I am trying to parse the content of a wiki page.

In a string like this:

==Heading1==
<test>
some text here
</test> 

==Heading2==
<test>
even more text
</test>

I need to obtain "Heading1", "some text here", "Heading2" and "even more text".

I got this to work:

import re
MyStr = "<test>some text here</test>
m=re.compile('<test>(.*?)</test>').search(MyStr)
print m.group(1)

it produces "some text here".

But I tried this:

MyStr = "==some text here=="
m=re.compile('<test>(.*?)</test>').search(MyStr)
print m.group(1)

and it had an error.

I also tried this:

MyStr = "<test>some text here</test> <other> more text </other> <test> even more text</test>"
m=re.compile('<test>(.*?)</test>').search(MyStr)
print m.group(1)
print m.group(2)

and it had an error getting group(2) (which I was hoping was the second occurrence of the matching string?)

Can anyone point me in the right direction?

Thanks,

Dave

You should probably compile with the re.DOTALL option, because the dot character does not normally match newline

m=re.compile('<test>(.*)</test>', re.DOTALL).search(MyStr)

Edited 6 Years Ago by Gribouillis: n/a

Sounds like that will definitely help down the road, but it still didn't work in this case:

>>> import re
>>> MyStr = "<test>some text here</test> <other> more text </other> <test> even more text</test>"
>>> m=re.compile('<test>(.*?)</test>', re.DOTALL).search(MyStr)
>>> print m.group(1)
some text here
>>> print m.group(2)
Traceback (most recent call last):
  File "<stdin>", line 1, in <module>
IndexError: no such group

Dave

The "standard" way does not use regular expressions.
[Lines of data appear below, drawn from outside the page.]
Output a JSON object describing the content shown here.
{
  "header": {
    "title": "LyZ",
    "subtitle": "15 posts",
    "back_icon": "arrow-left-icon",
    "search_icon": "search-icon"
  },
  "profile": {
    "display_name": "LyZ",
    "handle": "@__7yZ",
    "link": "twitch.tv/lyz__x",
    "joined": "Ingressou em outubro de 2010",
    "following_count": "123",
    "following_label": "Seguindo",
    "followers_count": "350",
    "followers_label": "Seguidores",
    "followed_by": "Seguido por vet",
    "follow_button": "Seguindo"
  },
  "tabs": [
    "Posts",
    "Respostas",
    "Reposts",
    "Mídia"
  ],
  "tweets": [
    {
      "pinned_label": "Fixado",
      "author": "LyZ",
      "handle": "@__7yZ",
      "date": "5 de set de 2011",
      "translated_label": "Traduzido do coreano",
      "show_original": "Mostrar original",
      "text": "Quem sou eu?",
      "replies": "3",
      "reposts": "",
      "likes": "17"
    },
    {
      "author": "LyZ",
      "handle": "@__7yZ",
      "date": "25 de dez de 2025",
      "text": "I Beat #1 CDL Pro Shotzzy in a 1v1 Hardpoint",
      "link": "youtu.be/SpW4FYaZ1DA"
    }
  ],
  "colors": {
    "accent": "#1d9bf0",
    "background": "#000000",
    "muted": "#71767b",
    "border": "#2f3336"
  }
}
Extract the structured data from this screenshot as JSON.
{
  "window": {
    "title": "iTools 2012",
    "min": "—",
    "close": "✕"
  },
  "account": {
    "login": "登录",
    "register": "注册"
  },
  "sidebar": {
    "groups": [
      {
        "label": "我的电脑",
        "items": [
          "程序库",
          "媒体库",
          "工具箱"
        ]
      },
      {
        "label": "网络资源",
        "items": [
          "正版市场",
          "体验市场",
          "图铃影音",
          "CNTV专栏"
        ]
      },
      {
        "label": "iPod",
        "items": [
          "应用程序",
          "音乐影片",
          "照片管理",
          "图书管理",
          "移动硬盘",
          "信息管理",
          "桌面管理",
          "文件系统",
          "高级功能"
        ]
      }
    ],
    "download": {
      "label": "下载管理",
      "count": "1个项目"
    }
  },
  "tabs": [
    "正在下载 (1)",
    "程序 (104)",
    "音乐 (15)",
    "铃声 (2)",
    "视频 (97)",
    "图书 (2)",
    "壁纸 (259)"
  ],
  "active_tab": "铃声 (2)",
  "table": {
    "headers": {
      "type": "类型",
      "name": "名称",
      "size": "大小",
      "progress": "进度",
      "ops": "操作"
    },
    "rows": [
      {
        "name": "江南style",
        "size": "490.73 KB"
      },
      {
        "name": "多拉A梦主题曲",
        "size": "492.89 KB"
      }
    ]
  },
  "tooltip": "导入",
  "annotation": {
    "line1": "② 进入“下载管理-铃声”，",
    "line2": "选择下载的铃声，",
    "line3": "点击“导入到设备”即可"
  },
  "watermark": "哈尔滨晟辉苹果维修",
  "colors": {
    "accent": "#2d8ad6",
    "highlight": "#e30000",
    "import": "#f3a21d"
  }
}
When "<test>" is found, start appending records to a list. When "</test> " is found, print or do whatever with list and re-define it as an empty list, and continue down the line.

You'll have to forgive me, I'm pretty new to Python. How would I traverse the string to find the starting tag?

Then, I can add things to a list:

list.append(6)

but how do I get characters/words/strings from the big string in a sequential fashion to add them to this list?

Thanks,

Dave

If you use findall instead of search you get a list of strings.

>>> import re
>>> MyStr = "<test>some text here</test> <other> more text </other> <test> even more text</test>"
>>> m=re.compile('<test>(.*?)</test>', re.DOTALL).findall(MyStr)
>>> print m
['some text here', ' even more text']
>>>

Sounds like that will definitely help down the road, but it still didn't work in this case:

>>> import re
>>> MyStr = "<test>some text here</test> <other> more text </other> <test> even more text</test>"
>>> m=re.compile('<test>(.*?)</test>', re.DOTALL).search(MyStr)
>>> print m.group(1)
some text here
>>> print m.group(2)
Traceback (most recent call last):
  File "<stdin>", line 1, in <module>
IndexError: no such group

Dave

I would do while loop with partition:

MyStr = "<test>some text here</test> <other> more text </other> <test> even more text</test>"

tlist = []
_,found,t = MyStr.partition('<test>')

while found:
    t,found,more = t.partition('</test>')
    if found:
        tlist.append(t) ## no assignment, just append
    else:
        raise ValueError, "Missing end tag: " + t
    
    _,found,t = more.partition('<test>')
    

print tlist

Edited 6 Years Ago by pyTony: n/a

When it come to web pages([X]HTML)
Then regular expression may not be the right tool to use.
Read bobince famous answer at stackoverflow.
http://stackoverflow.com/questions/1732348/regex-match-open-tags-except-xhtml-self-contained-tags

For small steady web pages regular expression can work ok.
Python has some really good tool for this like BeautifulSoup,lxml.

For a small wiki pages the solution post here by d5e5 and tonyjv can work fine.
Just to show one in BeautifulSoup.

import BeautifulSoup as bs

html = '''\
==Heading1==
<test>
some text here
</test>

==Heading2==
<test>
even more text
</test>
'''

soup = bs.BeautifulSoup(html)
divs = soup.findAll('test')
children = divs[0].contents
my_data = divs[0].string + divs[1].string
print my_data  #some text here even more text

BeautifulSoup can handle almost any web page even it has a lot of bad html.

You didn't write that awful page. You're just trying to get some data out of it. Right now, you don't really care what HTML is supposed to look like.

Neither does BeautifulSoup paser .

Edited 6 Years Ago by snippsat: n/a

Ok, interesting. I'll definitely look into XML parsing and using Beautiful Soup.